Mas essa não é a única segmentação visível nas notas do Enem. As instituições com nível socieconômico ‘muito alto’, ‘alto’ e ‘médio alto’ também comportam dois grupos distintos: o das escolas rurais e urbanas, cujos alunos apresentam desempenhos desiguais. Considerando as cinco primeiras colocadas de acordo com a média de seus 30 melhores alunos, nota-se que em linguagens há uma diferença média de 22% na nota, com vantagem para os matriculados na área urbana (veja abaixo). Em redação, esse valor é de 34%, em ciências humanas, 18%; matemática, 37%; e ciências da natureza, 32%. Para uma comparação adequada, foram excluídas as escolas federais, que por contar com recursos e infraestrutura superiores aos das municipais e estaduais, têm usualmente seus resultados analisados separadamente.

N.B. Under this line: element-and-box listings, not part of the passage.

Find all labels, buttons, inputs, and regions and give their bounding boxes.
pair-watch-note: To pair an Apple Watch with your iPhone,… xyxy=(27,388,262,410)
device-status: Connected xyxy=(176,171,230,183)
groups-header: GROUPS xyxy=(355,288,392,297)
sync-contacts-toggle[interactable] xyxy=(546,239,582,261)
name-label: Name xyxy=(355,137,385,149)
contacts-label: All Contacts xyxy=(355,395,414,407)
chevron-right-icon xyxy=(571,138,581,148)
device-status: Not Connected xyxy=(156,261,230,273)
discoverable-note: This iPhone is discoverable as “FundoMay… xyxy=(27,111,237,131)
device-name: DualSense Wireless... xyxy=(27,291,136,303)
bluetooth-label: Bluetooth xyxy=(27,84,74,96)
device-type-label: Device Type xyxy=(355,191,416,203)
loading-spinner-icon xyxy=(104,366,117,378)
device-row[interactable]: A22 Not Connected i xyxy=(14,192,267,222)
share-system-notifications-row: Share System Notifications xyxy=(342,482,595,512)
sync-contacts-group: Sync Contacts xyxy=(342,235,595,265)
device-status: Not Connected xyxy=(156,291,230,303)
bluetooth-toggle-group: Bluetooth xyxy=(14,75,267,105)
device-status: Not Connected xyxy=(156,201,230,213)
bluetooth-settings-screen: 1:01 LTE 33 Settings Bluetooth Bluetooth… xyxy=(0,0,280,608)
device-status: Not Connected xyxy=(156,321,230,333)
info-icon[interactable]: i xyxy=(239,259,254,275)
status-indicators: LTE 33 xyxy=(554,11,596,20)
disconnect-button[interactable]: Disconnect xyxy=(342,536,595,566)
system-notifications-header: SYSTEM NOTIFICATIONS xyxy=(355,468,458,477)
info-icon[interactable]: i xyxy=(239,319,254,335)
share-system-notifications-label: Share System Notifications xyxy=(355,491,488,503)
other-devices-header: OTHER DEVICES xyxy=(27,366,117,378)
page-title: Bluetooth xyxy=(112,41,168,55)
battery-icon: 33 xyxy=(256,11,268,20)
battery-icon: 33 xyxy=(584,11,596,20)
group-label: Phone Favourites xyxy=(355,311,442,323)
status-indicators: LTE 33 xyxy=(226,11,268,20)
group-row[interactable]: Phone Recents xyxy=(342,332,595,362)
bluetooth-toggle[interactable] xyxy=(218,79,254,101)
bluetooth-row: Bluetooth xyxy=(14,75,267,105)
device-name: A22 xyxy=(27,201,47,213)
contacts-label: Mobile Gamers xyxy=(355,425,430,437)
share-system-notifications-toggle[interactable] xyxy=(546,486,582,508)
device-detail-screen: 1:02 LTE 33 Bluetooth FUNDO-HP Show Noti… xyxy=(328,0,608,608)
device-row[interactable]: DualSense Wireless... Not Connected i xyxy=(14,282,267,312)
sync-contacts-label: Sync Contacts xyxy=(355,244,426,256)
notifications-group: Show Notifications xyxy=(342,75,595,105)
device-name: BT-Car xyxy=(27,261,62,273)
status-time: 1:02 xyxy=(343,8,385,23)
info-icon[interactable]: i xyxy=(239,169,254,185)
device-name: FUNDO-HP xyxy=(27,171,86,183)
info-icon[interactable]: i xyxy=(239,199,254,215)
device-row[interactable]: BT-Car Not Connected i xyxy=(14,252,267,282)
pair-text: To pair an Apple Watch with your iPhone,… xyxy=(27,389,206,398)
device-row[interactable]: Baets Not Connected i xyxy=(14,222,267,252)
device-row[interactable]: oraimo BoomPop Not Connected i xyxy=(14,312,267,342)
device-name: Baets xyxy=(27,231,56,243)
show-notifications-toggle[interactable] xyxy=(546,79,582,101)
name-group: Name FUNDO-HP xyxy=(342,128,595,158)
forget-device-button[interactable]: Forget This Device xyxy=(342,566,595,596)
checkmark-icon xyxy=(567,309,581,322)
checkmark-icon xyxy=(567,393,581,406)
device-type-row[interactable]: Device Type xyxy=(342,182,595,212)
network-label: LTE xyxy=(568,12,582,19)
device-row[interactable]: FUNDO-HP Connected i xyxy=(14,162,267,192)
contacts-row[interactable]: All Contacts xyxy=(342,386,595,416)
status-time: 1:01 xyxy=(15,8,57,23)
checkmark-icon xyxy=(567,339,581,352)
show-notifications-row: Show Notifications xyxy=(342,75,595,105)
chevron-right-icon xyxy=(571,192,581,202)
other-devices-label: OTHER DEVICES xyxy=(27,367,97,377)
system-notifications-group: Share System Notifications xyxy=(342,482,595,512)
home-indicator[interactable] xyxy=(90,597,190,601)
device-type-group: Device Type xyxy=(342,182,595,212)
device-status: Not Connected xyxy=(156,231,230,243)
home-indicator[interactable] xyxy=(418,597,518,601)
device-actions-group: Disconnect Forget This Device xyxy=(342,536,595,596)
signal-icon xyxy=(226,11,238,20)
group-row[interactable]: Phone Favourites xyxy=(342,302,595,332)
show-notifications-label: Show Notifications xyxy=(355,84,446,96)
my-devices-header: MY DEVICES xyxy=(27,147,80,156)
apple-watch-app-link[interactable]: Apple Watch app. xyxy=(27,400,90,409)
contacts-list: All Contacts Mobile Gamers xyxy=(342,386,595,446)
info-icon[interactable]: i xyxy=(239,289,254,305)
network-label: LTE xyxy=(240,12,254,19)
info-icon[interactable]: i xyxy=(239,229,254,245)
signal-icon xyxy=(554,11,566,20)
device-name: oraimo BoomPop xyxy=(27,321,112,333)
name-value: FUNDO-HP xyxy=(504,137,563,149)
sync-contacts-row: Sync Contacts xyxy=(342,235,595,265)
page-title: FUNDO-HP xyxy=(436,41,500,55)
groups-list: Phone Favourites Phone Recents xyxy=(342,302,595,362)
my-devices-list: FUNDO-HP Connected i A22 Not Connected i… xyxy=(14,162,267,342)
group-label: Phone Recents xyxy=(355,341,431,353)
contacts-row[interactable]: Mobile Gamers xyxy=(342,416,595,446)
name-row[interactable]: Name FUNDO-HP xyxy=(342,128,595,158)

O especialista em educação no campo Antonio Munarim avalia que o problema se deve à falta de políticas públicas voltadas para a valorização das escolas rurais. Essa condição, que prejudica as condições de operação dessas instituições, principalmente pela falta de recursos financeiros, impede a retenção de bons professores no campo. “De maneira geral, os educadores associam a migração para o meio urbano como um movimento de ascensão na carreira. A ideia de que o meio rural representa o atraso, e o urbano a civilização ainda não foi superada”, lamenta o professor da Universidade Federal de Santa Catarina (UFSC).  Além disso, há pouca oferta de formação continuada para aqueles que permanecem. “As escolas do campo não têm prioridade e é isso o que possivelmente explica o desempenho inferior de seus alunos no exame”, analisa.